"...Tak banyak, hanya saja aku juga sudah bercerita padamu, bahwa kau bukan perempuan pertama." Felix mengakui dengan nada yang pelan, ada keraguan dalam kata-katanya.
"Yah... Itu benar," Neko mengingat wanita sialan saat itu. Ingatannya kembali melayang pada kejadian-kejadian yang menyakitkan, meskipun ia berusaha untuk tidak terlalu menganggapnya serius. Tapi ia juga sudah terbiasa dengan rumor seperti itu, suara-suara negatif yang selalu ada di sekelilingnya.

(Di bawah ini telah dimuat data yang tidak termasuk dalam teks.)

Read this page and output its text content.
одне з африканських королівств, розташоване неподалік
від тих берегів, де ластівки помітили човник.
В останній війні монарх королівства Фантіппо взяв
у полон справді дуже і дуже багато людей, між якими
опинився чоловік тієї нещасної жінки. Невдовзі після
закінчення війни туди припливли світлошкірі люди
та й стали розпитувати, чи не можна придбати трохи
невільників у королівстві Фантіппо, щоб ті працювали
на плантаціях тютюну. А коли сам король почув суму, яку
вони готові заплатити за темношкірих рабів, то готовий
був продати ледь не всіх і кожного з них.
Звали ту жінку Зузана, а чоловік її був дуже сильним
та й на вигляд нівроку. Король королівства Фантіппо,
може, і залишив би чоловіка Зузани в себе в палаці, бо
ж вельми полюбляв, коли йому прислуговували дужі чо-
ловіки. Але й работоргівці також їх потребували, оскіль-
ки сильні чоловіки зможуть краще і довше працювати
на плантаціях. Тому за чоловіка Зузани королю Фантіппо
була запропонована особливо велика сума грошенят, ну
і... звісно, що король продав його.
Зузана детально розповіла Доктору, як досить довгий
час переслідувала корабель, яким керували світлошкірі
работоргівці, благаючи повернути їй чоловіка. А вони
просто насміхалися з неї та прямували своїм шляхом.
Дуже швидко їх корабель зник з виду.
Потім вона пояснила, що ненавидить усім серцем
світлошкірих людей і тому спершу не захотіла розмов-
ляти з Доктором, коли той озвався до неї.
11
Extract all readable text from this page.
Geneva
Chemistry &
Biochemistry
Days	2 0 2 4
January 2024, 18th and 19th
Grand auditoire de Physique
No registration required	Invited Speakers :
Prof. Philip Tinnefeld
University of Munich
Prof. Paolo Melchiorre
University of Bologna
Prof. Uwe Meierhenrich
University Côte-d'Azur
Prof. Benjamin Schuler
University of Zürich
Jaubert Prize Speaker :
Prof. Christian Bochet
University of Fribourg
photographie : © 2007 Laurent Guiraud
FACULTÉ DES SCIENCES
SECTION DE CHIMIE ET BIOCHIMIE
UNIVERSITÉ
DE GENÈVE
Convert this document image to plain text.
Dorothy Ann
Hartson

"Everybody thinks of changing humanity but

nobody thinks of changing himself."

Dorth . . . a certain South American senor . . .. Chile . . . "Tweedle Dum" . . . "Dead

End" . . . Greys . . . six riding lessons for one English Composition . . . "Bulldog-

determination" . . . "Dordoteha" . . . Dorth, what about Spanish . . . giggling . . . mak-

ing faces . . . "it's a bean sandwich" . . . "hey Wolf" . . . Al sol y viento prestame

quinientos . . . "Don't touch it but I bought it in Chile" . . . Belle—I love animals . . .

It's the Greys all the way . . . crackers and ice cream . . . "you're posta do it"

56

"Sebagai pelacur sepertinya, dia pasti akan menganggap seks biasa akan terlalu lemah, jadi aku selalu... melakukan hal kasar padanya ketika berhubungan." Felix mengucapkan kata-kata itu dengan perlahan, seolah takut Neko akan marah atau bahkan membencinya.
"Sepertinya aku cukup mendengarnya," Neko langsung menyela, suaranya tinggi, tak ingin mendengar lebih lanjut. Ia merasa ada rasa tidak nyaman yang mulai menguasainya.
"Hei, kenapa? Bukankah kau yang meminta aku menceritakan ini? Jangan salahkan aku untuk kemarahanmu nanti dan mungkin kecemburuanmu." Felix mengangkat bahu dengan nada ringan, meskipun ada sedikit kebingungannya.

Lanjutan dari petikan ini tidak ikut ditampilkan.